Water Protection Association fighting to protect Gonzales County’s groundwater, surface water

Posted

The Water Protection Association (WPA) was established in 2006 by volunteer officers and members to protect the groundwater and surface water resources and the rights of the people of Gonzales County.

Friends of Lakewood president Joe Solansky recently made a generous donation to the WPA as a show of support for WPA efforts in protection of water resources in Gonzales and Caldwell counties. WPA donations can be mailed to PO Box 122, Gonzales, TX 78629.

Groundwater permits are managed by the Gonzales County Underground Water Conservation District (GCUWCD), which includes most of Gonzales County and part of Caldwell County. 

The GCUWCD is currently revising the groundwater rules that it applies to the permitting of wells and exporting of water.  According to the GCUWCD general manager, Laura Martin, the GCUWCD will hold a rule making workshop on Saturday, Jan. 18 at 9 a.m. The GCUWCD board members, general manager, and the attorney hired by the GCUWCD (Greg Ellis) have prepared a revised set of rules for public comment.

In response to a Public Information Act records request to the GCUWCD for documents and communications about the source of the new rules proposed by the GCUWCD, the general manager’s response is “no such documentation exists and cannot be produced.” The GCUWCD attorney Greg Ellis responded by stating “While the public is entitled to access to public records, that does not entitle the public to information on which Board or staff member recommended which rule.”
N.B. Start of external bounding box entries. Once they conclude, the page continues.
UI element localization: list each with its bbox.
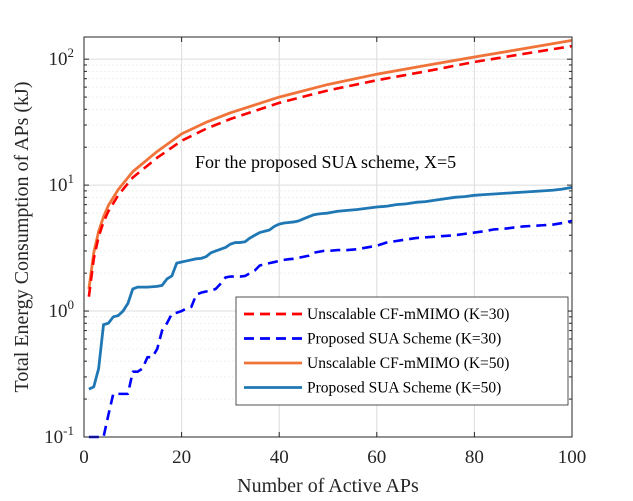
series-line-3 <box>87 39 573 290</box>
legend-label-4: Proposed SUA Scheme (K=50) <box>307 380 501 397</box>
x-tick-label: 0 <box>79 447 89 468</box>
y-tick-label: 10-1 <box>44 423 74 448</box>
x-tick-label: 40 <box>270 447 289 468</box>
series-line-4 <box>88 185 573 391</box>
x-tick-label: 20 <box>172 447 191 468</box>
legend-label-3: Unscalable CF-mMIMO (K=50) <box>307 355 509 372</box>
y-tick-label: 100 <box>49 297 75 322</box>
y-tick-label: 101 <box>49 171 75 196</box>
x-axis-label: Number of Active APs <box>237 475 419 497</box>
x-tick-label: 60 <box>367 447 386 468</box>
y-tick-label: 102 <box>49 45 75 70</box>
x-tick-label: 80 <box>465 447 484 468</box>
legend-label-2: Proposed SUA Scheme (K=30) <box>307 331 501 348</box>
series-layer <box>87 39 573 439</box>
ticks <box>83 37 573 438</box>
legend: Unscalable CF-mMIMO (K=30) Proposed SUA S… <box>235 296 569 406</box>
series-line-1 <box>87 44 573 297</box>
y-tick-exponent: 1 <box>68 171 75 186</box>
y-tick-exponent: -1 <box>63 423 74 438</box>
legend-label-1: Unscalable CF-mMIMO (K=30) <box>307 306 509 323</box>
y-tick-exponent: 0 <box>68 297 75 312</box>
annotation: For the proposed SUA scheme, X=5 <box>195 152 456 172</box>
y-tick-exponent: 2 <box>68 45 75 60</box>
y-axis-label: Total Energy Consumption of APs (kJ) <box>11 81 33 392</box>
series-line-2 <box>88 219 573 439</box>
axes-box <box>83 36 573 438</box>
x-tick-label: 100 <box>558 447 587 468</box>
The GCUWCD is proposing 14 pages of rule revisions, but won’t say which individual at the GCUWCD is behind a particular rule change or the justification for any rule change. It is clear, however, that comments from local stakeholders to help protect family farms and ranches were not incorporated in the GCUWD’s proposed rules. 
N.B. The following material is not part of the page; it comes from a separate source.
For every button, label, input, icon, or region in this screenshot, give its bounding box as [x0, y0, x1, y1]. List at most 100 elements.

Furthermore, the GCUWCD has yet another groundwater permit application in process with the Guadalupe Blanco River Authority (GBRA), which already has a permit to produce and export 15,000 acre-feet per year of groundwater from seven wells. GBRA has applied for an additional 9,000 acre-feet per year and three new wells.

The GBRA groundwater wells are tightly concentrated in the northeast corner of Gonzales County north of Waelder.  The WPA, along with other landowners, have protested this additional permit request by GBRA due to the massive amount of groundwater already approved by the GCUWCD, and concerns about GBRA’s pumping on area farms and ranches.

The permit application is in the late stage of a contested case hearing with the State Office of Administrative Hearings. This groundwater project began with a permit application more htan 10 years ago as the Texas Water Alliance (TWA) project, which was actually a California-based San Jose Corporation project. San Jose Corporation sold the TWA project to GBRA for $30 million in November 2017 for a $12.5 million profit.

According to the Texas Water Development Board, the GCUWCD modeled available groundwater for the Carrizo Aquifer at 47,584 acre-feet per year in 2020 and 61,365 acre-feet per year in 2030, but GCUWCD has already permitted a massive 92,205 acre-feet per year.

The vast majority (70,990 acre-feet per year, or 77 percent) of the groundwater permits approved by GCUWCD are for exporting the groundwater out of the district, leaving only a small portion (21,215 acre-feet per year, or 23 percent) for use by towns, agriculture and businesses within Gonzales and Caldwell counties.

In addition, the GCUWCD mitigation program for addressing local wells that incur problems due to dropping water levels has had funding issues and does not include municipal water wells, such as Gonzales, Nixon, Smiley and Waelder. Mitigation funds for local agriculture are at the bottom of a priority ranking and have spending restrictions. 

It’s important that our civic leaders and landholders get involved and raise concern about the massive export of groundwater outside of Gonzales County. It’s time the GCUWCD stopped approving permits for exporters, and started protecting our aquifers and our local stakeholders and water rights.

The GCUWCD has a monthly board meeting every second Tuesday of the month at 5:30 p.m. at the GCUWCD office and the public is encouraged to attend and voice concerns. Let’s not go the way of California by destroying our most precious asset (our water resources), leaving our own towns, farms and ranches in distress.

Ted Boriack is a Gonzales County resident and member of the Water Protection Association (WPA).